ArcadeCardiff | Cardiff | UK: 29 May – 13 June 2015
&Model Gallery | Leeds | UK: 6 August – 19 September 2015
Bloc Projects | Sheffield | UK: 27 August – 12 September 2015
More room for error was a touring exhibition of new works by artist Nicola Ellis examining the physical join between objects and the space they inhabit. Commissioned and curated by Mark Devereux Projects, the project visited Arcadecardiff (Cardiff) in May, prior to moving on to &Model (Leeds) and Bloc Projects (Sheffield) in August and September 2015.
In More room for error, Ellis looked at material components that are often intentionally hidden in structures and spaces. Exposing the weld or stitch between materials and highlighting their imperfections, her work questions underlying assumptions around the functions and roles of different objects and materials in architectural space.
Much of the works within the exhibitions focused around Ellis’ investigations into metalworking, with a particular focus on welding steel. Ellis studied, researched and learnt the industry standard rules, which she has then gone on to question, dissect and divert into a methodology for creating art works. The results of this investigation, mixed with acts of ‘play’ and interpretations of space, offer an opportunity for us to consider the relations between what is sculpture and what is structure.
Featuring work made over the last eighteen months, alongside pieces made in situ, More room for error was the largest exhibition of Ellis’ practice to date. Ellis was in residence at each of the galleries prior to the launch of the exhibitions creating new work in response to the fabric of the space.

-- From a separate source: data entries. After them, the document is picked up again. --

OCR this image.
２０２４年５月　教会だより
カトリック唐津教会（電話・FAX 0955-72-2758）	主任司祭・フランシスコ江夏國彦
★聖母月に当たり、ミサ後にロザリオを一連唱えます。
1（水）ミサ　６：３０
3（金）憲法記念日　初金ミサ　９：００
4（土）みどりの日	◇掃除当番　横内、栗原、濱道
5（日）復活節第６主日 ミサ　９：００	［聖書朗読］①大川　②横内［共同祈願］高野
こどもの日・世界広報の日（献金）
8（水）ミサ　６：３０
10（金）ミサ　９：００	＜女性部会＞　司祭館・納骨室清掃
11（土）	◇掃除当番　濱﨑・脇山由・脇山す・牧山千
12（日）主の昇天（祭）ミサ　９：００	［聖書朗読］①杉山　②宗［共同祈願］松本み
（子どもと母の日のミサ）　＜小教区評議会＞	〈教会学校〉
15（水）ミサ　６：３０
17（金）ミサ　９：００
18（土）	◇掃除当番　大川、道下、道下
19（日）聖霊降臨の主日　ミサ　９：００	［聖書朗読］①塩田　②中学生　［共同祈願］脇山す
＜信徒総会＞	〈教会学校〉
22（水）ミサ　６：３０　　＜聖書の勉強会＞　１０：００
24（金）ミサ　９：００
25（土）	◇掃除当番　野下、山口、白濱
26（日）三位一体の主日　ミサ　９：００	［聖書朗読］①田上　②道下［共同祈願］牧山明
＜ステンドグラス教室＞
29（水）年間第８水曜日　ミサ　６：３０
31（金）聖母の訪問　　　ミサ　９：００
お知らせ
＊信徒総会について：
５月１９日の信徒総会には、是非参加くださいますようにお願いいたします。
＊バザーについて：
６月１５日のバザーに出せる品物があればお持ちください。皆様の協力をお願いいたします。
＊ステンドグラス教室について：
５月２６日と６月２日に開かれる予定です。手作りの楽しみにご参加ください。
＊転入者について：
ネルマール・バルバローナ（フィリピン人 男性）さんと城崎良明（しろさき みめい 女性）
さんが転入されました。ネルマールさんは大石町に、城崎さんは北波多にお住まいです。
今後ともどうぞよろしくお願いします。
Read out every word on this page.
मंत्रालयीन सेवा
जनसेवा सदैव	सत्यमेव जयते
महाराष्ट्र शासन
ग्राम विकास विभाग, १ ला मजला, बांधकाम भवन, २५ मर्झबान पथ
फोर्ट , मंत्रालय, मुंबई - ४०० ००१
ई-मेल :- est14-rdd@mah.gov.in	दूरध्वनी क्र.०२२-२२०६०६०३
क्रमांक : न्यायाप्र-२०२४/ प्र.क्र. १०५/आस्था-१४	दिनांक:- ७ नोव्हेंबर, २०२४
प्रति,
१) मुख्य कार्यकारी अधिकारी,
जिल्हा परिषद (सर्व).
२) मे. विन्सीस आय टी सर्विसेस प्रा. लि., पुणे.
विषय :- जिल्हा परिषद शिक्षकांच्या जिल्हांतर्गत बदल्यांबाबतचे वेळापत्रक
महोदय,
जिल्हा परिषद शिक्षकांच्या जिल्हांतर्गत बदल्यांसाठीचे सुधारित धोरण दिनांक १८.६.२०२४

Nicola Ellis made her most ambitious work to date at &Model, Leeds, joining the whole of the three-storey townhouse gallery with one site-responsive work. Following this, the final exhibition at Bloc Projects in Sheffield was centred on the city’s historic steel industry and the gallery’s previous usage as a grinding shed by Granton Knives who have been producing cutlery in Sheffield since 1601.
Complementing the exhibition, Mark Devereux Projects commissioned a new publication featuring an essay by &Model Director Derek Horton and works made during the project.